Maderacre’s commercial manager Jose Canchaya sees joining ATIBT as helping reinforce its message about the value of sustainable forest management. “It is a proven solution to fight against deforestation and climate change, but this is not well disseminated around the globe”, he said. “We think ATIBT can help us to make more people understand the best way to conserve the tropical forest is to use it in a responsible way and create formal jobs. We have been working in the Amazon for 21 years and have many studies and learned lessons that can help to spread the benefits of sustainable forest management. In the environmental services field, by now we have 15 years of experience developing carbon credit projects in a productive forest.” He added that Maderacre’s values also align with those of Fair&Precious. “Fair&Precious is gaining recognition as a label that promotes sustainable forest management beyond conservation. A thriving local community is at the centre of all its efforts.
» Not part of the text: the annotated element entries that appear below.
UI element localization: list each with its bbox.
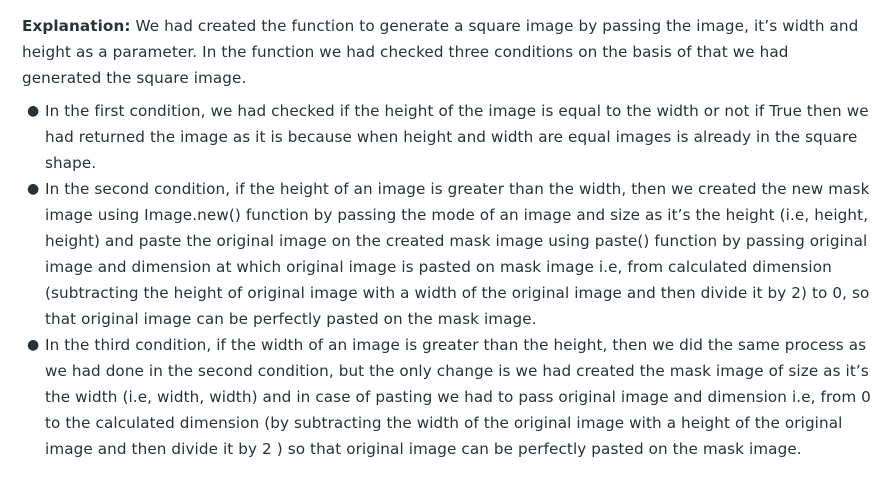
- explanation-paragraph: Explanation: We had created the function…: [22, 13, 871, 91]
- bullet-dot-icon: ●: [27, 337, 40, 353]
- bullet-dot-icon: ●: [27, 181, 40, 197]
- list-item-first-condition: ● In the first condition, we had checked…: [27, 98, 871, 176]
- explanation-label: Explanation:: [22, 17, 131, 35]
- list-item-text: In the first condition, we had checked i…: [45, 102, 869, 172]
- list-item-second-condition: ● In the second condition, if the height…: [27, 176, 871, 332]
- article-content: Explanation: We had created the function…: [0, 0, 891, 462]
- condition-list: ● In the first condition, we had checked…: [22, 98, 871, 462]
- explanation-text: We had created the function to generate …: [22, 17, 859, 87]
- list-item-third-condition: ● In the third condition, if the width o…: [27, 332, 871, 462]
- bullet-dot-icon: ●: [27, 103, 40, 119]
- list-item-text: In the second condition, if the height o…: [45, 180, 870, 328]
- list-item-text: In the third condition, if the width of …: [45, 336, 871, 458]
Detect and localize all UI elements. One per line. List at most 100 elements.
This is something we strongly promote as well and we would like to include the Amazon Rainforest in the brand’s scope and mission.” Further underlining the ATIBT’s focus on strengthening ties with South- and Central America is its engagement with projects to further develop the sustainable forest management of the Selva Maya Forest by indigenous and other community operations in northern Guatemala and the Yucatan Peninsula in Mexico.
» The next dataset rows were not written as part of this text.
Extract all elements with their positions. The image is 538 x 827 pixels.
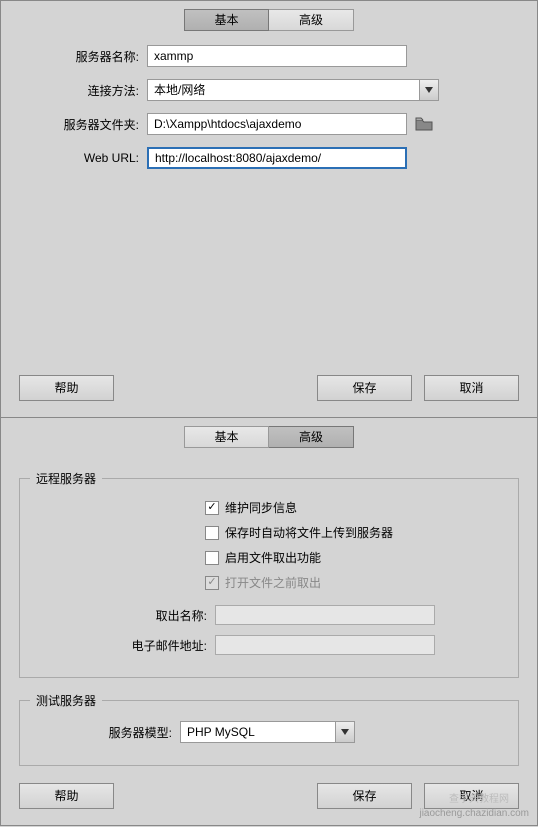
tab-advanced[interactable]: 高级 [269,9,354,31]
save-button[interactable]: 保存 [317,783,412,809]
server-model-value: PHP MySQL [180,721,355,743]
remote-server-group: 远程服务器 维护同步信息 保存时自动将文件上传到服务器 启用文件取出功能 打开文… [19,470,519,678]
chevron-down-icon[interactable] [335,721,355,743]
connect-method-label: 连接方法: [19,82,147,99]
tab-basic[interactable]: 基本 [184,426,269,448]
connect-method-row: 连接方法: 本地/网络 [1,79,537,101]
connect-method-value: 本地/网络 [147,79,439,101]
web-url-label: Web URL: [19,151,147,165]
help-button[interactable]: 帮助 [19,375,114,401]
checkout-before-open-label: 打开文件之前取出 [225,574,321,591]
maintain-sync-row: 维护同步信息 [30,499,508,516]
watermark-text-2: 查字典教程网 [449,790,509,805]
checkout-before-open-row: 打开文件之前取出 [30,574,508,591]
server-model-select[interactable]: PHP MySQL [180,721,355,743]
email-row: 电子邮件地址: [30,635,508,655]
enable-checkout-row: 启用文件取出功能 [30,549,508,566]
basic-settings-panel: 基本 高级 服务器名称: 连接方法: 本地/网络 服务器文件夹: Web URL… [0,0,538,418]
auto-upload-checkbox[interactable] [205,526,219,540]
checkout-name-row: 取出名称: [30,605,508,625]
cancel-button[interactable]: 取消 [424,375,519,401]
email-label: 电子邮件地址: [30,637,215,654]
tab-basic[interactable]: 基本 [184,9,269,31]
connect-method-select[interactable]: 本地/网络 [147,79,439,101]
web-url-row: Web URL: [1,147,537,169]
auto-upload-label: 保存时自动将文件上传到服务器 [225,524,393,541]
server-name-label: 服务器名称: [19,48,147,65]
chevron-down-icon[interactable] [419,79,439,101]
server-folder-label: 服务器文件夹: [19,116,147,133]
web-url-input[interactable] [147,147,407,169]
watermark-text: jiaocheng.chazidian.com [419,808,529,819]
email-input [215,635,435,655]
server-name-row: 服务器名称: [1,45,537,67]
enable-checkout-checkbox[interactable] [205,551,219,565]
server-name-input[interactable] [147,45,407,67]
checkout-before-open-checkbox [205,576,219,590]
test-server-group: 测试服务器 服务器模型: PHP MySQL [19,692,519,766]
advanced-settings-panel: 基本 高级 远程服务器 维护同步信息 保存时自动将文件上传到服务器 启用文件取出… [0,418,538,826]
server-folder-input[interactable] [147,113,407,135]
top-tab-bar: 基本 高级 [1,1,537,45]
checkout-name-label: 取出名称: [30,607,215,624]
enable-checkout-label: 启用文件取出功能 [225,549,321,566]
test-server-legend: 测试服务器 [30,692,102,709]
save-button[interactable]: 保存 [317,375,412,401]
folder-browse-icon[interactable] [415,116,433,132]
tab-advanced[interactable]: 高级 [269,426,354,448]
bottom-tab-bar: 基本 高级 [1,418,537,462]
auto-upload-row: 保存时自动将文件上传到服务器 [30,524,508,541]
server-model-row: 服务器模型: PHP MySQL [30,721,508,743]
maintain-sync-checkbox[interactable] [205,501,219,515]
help-button[interactable]: 帮助 [19,783,114,809]
remote-server-legend: 远程服务器 [30,470,102,487]
maintain-sync-label: 维护同步信息 [225,499,297,516]
server-folder-row: 服务器文件夹: [1,113,537,135]
server-model-label: 服务器模型: [30,724,180,741]
checkout-name-input [215,605,435,625]
top-button-row: 帮助 保存 取消 [1,375,537,417]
The third South American ATIBT member is the Association of Wood Exporting Industries of the State of Pará (AIMEX). This association, founded in 1981, supports the link between public authorities and timber exporting companies. Currently, the association has 23 members. The objectives of AIMEX are fivefold: (1) To encourage the sustainable, rational and balanced exploitation of the forest through the autonomous forest management plan as a basic condition for the sustainability of the forest resource so that the wood-forest sector is a vector of sustainable development of the economy, (2) To associate the conservation of the vegetation cover and the benefits derived from it, with the generation of employment and income, contributing to a standard of living compatible with the natural wealth of the region, (3) To serve AIMEX members involved in the tropical timber trade, maintaining order, structure and ethics in the world market, (4) To promote the wood species of the State of Pará and to defend the interests of the forestry wood sector in public and private policy issues, (5) To provide products that meet the latest standards of sustainability and legality, complying with laws, such as those contained in the FLEGT (Forest Law Enforcement, Governance and Trade) and the European Timber Regulation (EUTR), as well as the standards established in commercial contracts.
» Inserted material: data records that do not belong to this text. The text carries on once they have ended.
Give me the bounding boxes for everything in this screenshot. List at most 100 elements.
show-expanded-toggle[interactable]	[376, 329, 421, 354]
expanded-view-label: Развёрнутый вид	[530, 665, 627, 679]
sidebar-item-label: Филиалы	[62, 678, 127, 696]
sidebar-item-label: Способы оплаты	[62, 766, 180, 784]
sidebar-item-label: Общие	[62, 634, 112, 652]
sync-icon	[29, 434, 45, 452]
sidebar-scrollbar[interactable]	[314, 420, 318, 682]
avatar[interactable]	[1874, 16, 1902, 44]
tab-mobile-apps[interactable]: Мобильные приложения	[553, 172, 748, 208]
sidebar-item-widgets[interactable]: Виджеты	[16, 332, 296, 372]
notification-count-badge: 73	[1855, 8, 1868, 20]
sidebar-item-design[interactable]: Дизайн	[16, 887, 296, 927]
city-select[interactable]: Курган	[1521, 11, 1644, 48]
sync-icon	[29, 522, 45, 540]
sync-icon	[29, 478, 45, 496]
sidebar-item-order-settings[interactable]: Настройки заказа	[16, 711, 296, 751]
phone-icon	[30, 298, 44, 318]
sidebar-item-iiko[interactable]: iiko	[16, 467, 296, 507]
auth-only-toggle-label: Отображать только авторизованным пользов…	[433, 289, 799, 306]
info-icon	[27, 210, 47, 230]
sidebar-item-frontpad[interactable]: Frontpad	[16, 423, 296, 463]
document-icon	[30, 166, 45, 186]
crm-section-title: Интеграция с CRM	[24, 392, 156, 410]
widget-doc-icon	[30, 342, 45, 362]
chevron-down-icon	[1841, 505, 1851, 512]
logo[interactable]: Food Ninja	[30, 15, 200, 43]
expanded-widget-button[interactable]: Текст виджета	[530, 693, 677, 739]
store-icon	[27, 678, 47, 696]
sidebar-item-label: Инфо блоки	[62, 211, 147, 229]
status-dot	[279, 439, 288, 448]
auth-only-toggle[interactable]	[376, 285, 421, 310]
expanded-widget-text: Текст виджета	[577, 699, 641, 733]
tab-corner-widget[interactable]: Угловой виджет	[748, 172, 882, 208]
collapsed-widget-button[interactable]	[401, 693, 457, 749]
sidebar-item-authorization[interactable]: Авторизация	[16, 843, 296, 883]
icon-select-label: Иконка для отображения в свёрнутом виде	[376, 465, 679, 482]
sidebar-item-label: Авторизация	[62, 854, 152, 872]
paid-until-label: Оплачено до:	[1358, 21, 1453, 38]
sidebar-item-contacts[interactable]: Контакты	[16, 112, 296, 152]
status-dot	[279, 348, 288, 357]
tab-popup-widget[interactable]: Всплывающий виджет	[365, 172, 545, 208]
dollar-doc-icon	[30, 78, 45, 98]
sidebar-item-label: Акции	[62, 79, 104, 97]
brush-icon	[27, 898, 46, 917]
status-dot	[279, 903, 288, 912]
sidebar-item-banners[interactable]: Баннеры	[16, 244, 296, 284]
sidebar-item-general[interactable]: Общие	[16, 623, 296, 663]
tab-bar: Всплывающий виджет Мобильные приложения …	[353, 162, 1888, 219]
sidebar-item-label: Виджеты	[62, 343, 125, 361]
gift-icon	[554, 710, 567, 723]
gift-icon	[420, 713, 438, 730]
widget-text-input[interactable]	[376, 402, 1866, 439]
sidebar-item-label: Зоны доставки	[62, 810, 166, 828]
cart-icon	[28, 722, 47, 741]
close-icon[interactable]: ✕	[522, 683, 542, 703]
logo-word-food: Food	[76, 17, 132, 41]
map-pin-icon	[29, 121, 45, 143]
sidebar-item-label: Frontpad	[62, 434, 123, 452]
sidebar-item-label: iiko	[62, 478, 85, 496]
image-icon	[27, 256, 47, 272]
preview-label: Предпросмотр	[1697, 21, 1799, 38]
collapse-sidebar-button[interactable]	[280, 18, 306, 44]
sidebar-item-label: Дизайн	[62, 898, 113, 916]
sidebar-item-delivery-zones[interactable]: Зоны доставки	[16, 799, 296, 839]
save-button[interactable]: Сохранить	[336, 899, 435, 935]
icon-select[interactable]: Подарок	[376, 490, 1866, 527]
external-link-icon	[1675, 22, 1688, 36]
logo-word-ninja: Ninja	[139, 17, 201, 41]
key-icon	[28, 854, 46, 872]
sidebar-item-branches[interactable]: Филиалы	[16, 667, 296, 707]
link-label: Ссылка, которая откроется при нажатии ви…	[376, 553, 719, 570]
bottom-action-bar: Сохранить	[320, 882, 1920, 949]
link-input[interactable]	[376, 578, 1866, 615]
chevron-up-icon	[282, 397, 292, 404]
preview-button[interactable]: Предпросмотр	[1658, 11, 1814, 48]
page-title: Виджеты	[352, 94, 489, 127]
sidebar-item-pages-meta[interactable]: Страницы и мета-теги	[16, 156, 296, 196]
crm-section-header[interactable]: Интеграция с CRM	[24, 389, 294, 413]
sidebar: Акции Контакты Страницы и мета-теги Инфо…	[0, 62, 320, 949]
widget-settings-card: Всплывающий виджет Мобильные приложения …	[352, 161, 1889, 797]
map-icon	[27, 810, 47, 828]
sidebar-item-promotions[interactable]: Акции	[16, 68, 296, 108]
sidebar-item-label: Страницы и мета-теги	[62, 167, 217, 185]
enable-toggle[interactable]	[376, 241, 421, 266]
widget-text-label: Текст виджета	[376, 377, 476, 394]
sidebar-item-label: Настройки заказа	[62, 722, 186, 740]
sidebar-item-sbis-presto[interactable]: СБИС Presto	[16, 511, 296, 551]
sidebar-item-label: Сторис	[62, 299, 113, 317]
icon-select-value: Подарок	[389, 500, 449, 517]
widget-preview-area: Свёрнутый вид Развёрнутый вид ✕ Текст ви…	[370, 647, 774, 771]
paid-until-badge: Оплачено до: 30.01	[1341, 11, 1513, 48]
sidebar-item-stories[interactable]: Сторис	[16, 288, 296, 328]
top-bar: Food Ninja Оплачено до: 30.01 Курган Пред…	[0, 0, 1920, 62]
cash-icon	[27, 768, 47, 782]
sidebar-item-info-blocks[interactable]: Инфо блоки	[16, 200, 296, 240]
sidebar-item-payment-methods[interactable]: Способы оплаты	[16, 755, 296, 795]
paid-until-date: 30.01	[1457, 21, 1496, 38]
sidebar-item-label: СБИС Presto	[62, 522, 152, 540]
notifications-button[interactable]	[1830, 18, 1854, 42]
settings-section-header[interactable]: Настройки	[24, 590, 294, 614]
Furthermore, the Rainforest Alliance has been involved in initiatives to secure rights of tenure and strengthen the technical capacity and sustainability of forest operations through certification in both countries. They claim to have now attained a level ‘to access more responsible markets and maintain sustainability’. Consequently this June it organised a trade mission ‘to find ways of improving the marketing of timber from Mexico’s certified community forests’. Among the participants were ATIBT and its members Probos and Precious Woods. They held ‘intense and constructive’ talks in Tulum, Mexico with representatives of community forest operations, called Ejidos, before spending several days visiting the Selva Maya forest in Mexico and Guatemala. Among the recommendations from the mission were the establishment of a regional forest and timber association and a marketing strategy around the Wood of Selva Maya.